While he was sleeping, a poor peasant happened past. Seeing the shoes in the road, the peasant stopped.
“Now these would look fine on my feet,” the peasant said and picked them up. But when he saw that the shoes were nearly worn out, he scowled.
“Who needs these?” he said and dropped them. But when he did, they fell so that the toes were facing the road back to Chelm.
When Moishe woke, he smiled at the sight of his shoes.
“What a wise man I am,” he said, “to make sure my toes pointed toward Warsaw.” He picked them up and continued on his journey to the city of wonders.
Before long he quickened his pace, for he could smell bread baking and meat cooking, and he knew he must be near the great city. Soon he entered the city’s outskirts, and he gasped at the sight.
“My, oh my,” he said. “Why, Warsaw looks nothing like I expected it to look. It looks just like my own village of Chelm.”
Still, he went on, for he was certain before long he would come across some marvelous sights. As he walked, he passed a baker who waved and smiled and called “Shalom.” Moishe shook his head.
“My, oh my, if the Warsaw baker doesn’t look exactly like Shlomo, the baker back in Chelm. The wonder of wonders.”
On he walked, and now he passed a bathhouse and was even more surprised.
“If this isn’t the replica of the bathhouse in Chelm,” he exclaimed. Passing more people, he was amazed at the similarities between them and the people of Chelm.
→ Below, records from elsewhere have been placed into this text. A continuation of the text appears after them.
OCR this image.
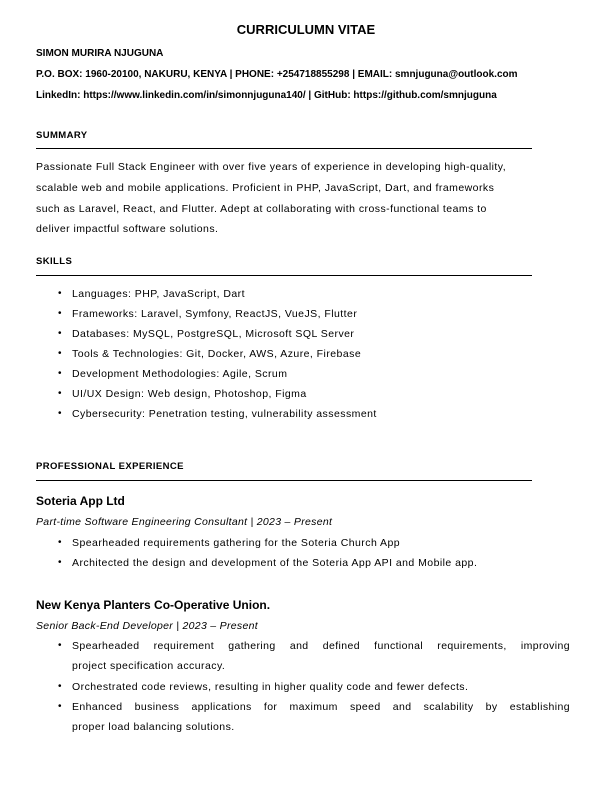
CURRICULUMN VITAE
SIMON MURIRA NJUGUNA
P.O. BOX: 1960-20100, NAKURU, KENYA | PHONE: +254718855298 | EMAIL: smnjuguna@outlook.com
LinkedIn: https://www.linkedin.com/in/simonnjuguna140/ | GitHub: https://github.com/smnjuguna
SUMMARY
Passionate Full Stack Engineer with over five years of experience in developing high-quality,
scalable web and mobile applications. Proficient in PHP, JavaScript, Dart, and frameworks
such as Laravel, React, and Flutter. Adept at collaborating with cross-functional teams to
deliver impactful software solutions.
SKILLS
• Languages: PHP, JavaScript, Dart
• Frameworks: Laravel, Symfony, ReactJS, VueJS, Flutter
• Databases: MySQL, PostgreSQL, Microsoft SQL Server
• Tools & Technologies: Git, Docker, AWS, Azure, Firebase
• Development Methodologies: Agile, Scrum
• UI/UX Design: Web design, Photoshop, Figma
• Cybersecurity: Penetration testing, vulnerability assessment
PROFESSIONAL EXPERIENCE
Soteria App Ltd
Part-time Software Engineering Consultant | 2023 – Present
• Spearheaded requirements gathering for the Soteria Church App
• Architected the design and development of the Soteria App API and Mobile app.
New Kenya Planters Co-Operative Union.
Senior Back-End Developer | 2023 – Present
• Spearheaded requirement gathering and defined functional requirements, improving
project specification accuracy.
• Orchestrated code reviews, resulting in higher quality code and fewer defects.
• Enhanced business applications for maximum speed and scalability by establishing
proper load balancing solutions.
Even the synagogue looked exactly like the synagogue in Chelm.
Suddenly he discovered he was on a street that looked very familiar.
“This looks like my road back home,” he said, “and that looks just like my house.” He ambled up to this house and found two children playing in the yard.
“Well, if these children don’t look just like my children,” he said, still more amazed. “How is it that I have walked all the way to Warsaw only to discover that it is exactly like Chelm and the people here exactly like my people?”
At that moment a woman stuck her head out of the window of the house and cried, “Moishe, come inside, dinner is ready.”
Moishe could not believe his eyes and ears. This woman looked exactly like Rachel, his own wife, and still more remarkable, her husband’s name was Moishe.
Shaking his head, he walked inside, and sure enough, the house was furnished just like his house back in Chelm. And there, in a cradle, slept a baby that might have been the twin to his own little Leah.
Moishe sat down at the table and began to feel homesick for his own family, for all this reminded him of home.
And yet, something troubled him. Since Warsaw looked exactly like Chelm, and since this woman and the children and the houses and all the people of Warsaw looked exactly like those back home, he wondered who this Moishe was who owned this house, who was the father to these children, who had married this woman who looked just like his beloved Rachel. He decided he must wait to meet the Moishe who lived here. He wanted to know if this man was exactly like him.
So Moishe is likely waiting there still, for the people of Chelm are very patient, and they will go to any length to learn the truth.